1.1Unfair discrimination and misrepresentation

Unequal treatment of individuals or groups by AI, often based on race, gender, or other sensitive characteristics, resulting in unfair outcomes and unfair representation of those groups.

"Frontier AI models can contain and magnify biases ingrained in the data they are trained on, reflecting societal and historical inequalities and stereotypes.177 These biases, often subtle and deeply embedded, compromise the equitable and ethical use of AI systems, making it difficult for AI to improve fairness in decisions.178 Removing attributes like race and gender from training data has generally proven ineffective as a remedy for algorithmic bias, as models can infer these attributes from other information such as names, locations, and other seemingly unrelated factors."(p. 21)

Entity— Who or what caused the harm

Human

Due to a decision or action made by humans

AI system

Due to a decision or action made by an AI system

Other

Due to some other reason or is ambiguous

Intent— Whether the harm was intentional or accidental

Intentional

Due to an expected outcome from pursuing a goal

Unintentional

Due to an unexpected outcome from pursuing a goal

Other

Without clearly specifying the intentionality

Timing— Whether the risk is pre- or post-deployment

Pre-deployment

Occurring before the AI is deployed

Post-deployment

Occurring after the AI model has been trained and deployed

Other

Without a clearly specified time of occurrence

Supporting Evidence (3)

"Frontier AI models are primarily trained on textual sources, including digitised books and online text.
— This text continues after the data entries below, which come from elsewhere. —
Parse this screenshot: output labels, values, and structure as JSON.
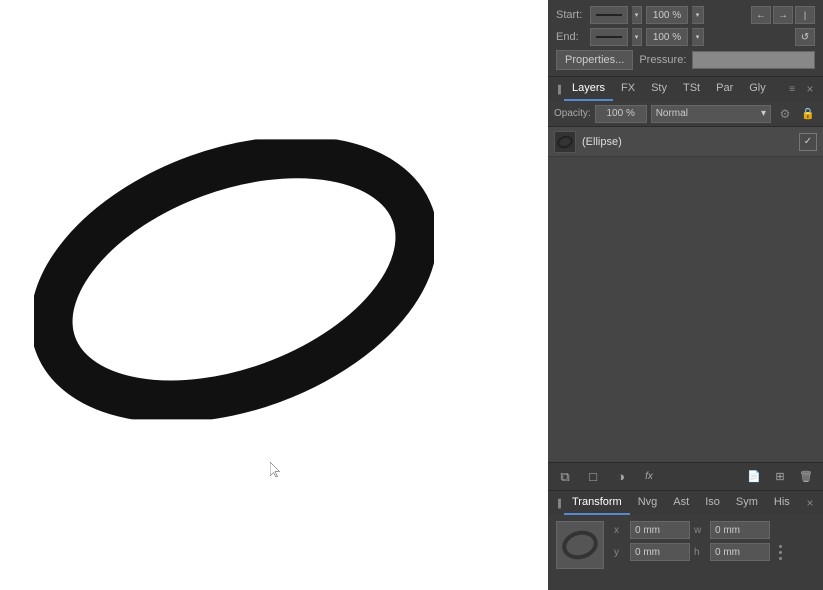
{
  "canvas": {
    "background": "#ffffff"
  },
  "stroke_panel": {
    "start_label": "Start:",
    "end_label": "End:",
    "start_percent": "100 %",
    "end_percent": "100 %",
    "properties_label": "Properties...",
    "pressure_label": "Pressure:"
  },
  "tabs": {
    "layers_label": "Layers",
    "fx_label": "FX",
    "sty_label": "Sty",
    "tst_label": "TSt",
    "par_label": "Par",
    "gly_label": "Gly"
  },
  "layers": {
    "opacity_label": "Opacity:",
    "opacity_value": "100 %",
    "blend_mode": "Normal",
    "layer_name": "(Ellipse)"
  },
  "transform": {
    "transform_label": "Transform",
    "nvg_label": "Nvg",
    "ast_label": "Ast",
    "iso_label": "Iso",
    "sym_label": "Sym",
    "his_label": "His",
    "x_label": "x",
    "y_label": "y",
    "w_label": "w",
    "h_label": "h",
    "x_value": "0 mm",
    "y_value": "0 mm",
    "w_value": "0 mm",
    "h_value": "0 mm"
  },
  "icons": {
    "arrow_right": "→",
    "arrow_left": "←",
    "pin": "📌",
    "refresh": "↺",
    "gear": "⚙",
    "lock": "🔒",
    "layers_icon": "≡",
    "close": "×",
    "collapse": "▐",
    "check": "✓",
    "down_arrow": "▾",
    "stack": "⧉",
    "circle_half": "◑",
    "fx_icon": "fx",
    "new_layer": "□",
    "delete": "🗑",
    "grid": "⊞"
  }
}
Consequently, they are exposed to derogatory language and stereotypes that target marginalised groups. The training data often mirrors historical patterns of systemic injustice, inequalities in the contexts from which the data is sourced,180 or it reflects dominant cultures (consider high internet-access regions) and lack data on certain worldviews, cultures and languages.181 Frontier AI systems have been found to not only replicate but also to perpetuate the biases ingrained in their training data.182"(p. 22)

"When bias manifests in AI outputs, it can do so in subtle and complex ways.183 Because frontier models lack transparency, it becomes a formidable task to pinpoint the exact mechanisms through which bias has been introduced into their decisions.184 The complex nature of bias makes it challenging to identify and rectify instances of unfairness.185 Individuals may therefore question whether their treatment by an AI system was influenced by their gender, race, or other personal characteristics – without insight into the model's inner workings, it is difficult to find answers."(p. 22)

"It is worth noting that discrimination due to model bias can be seen as a kind of alignment problem: AI systems are behaving in ways that its developers did not intend. This highlights the importance of investing in AI alignment and AI ethics research."(p. 22)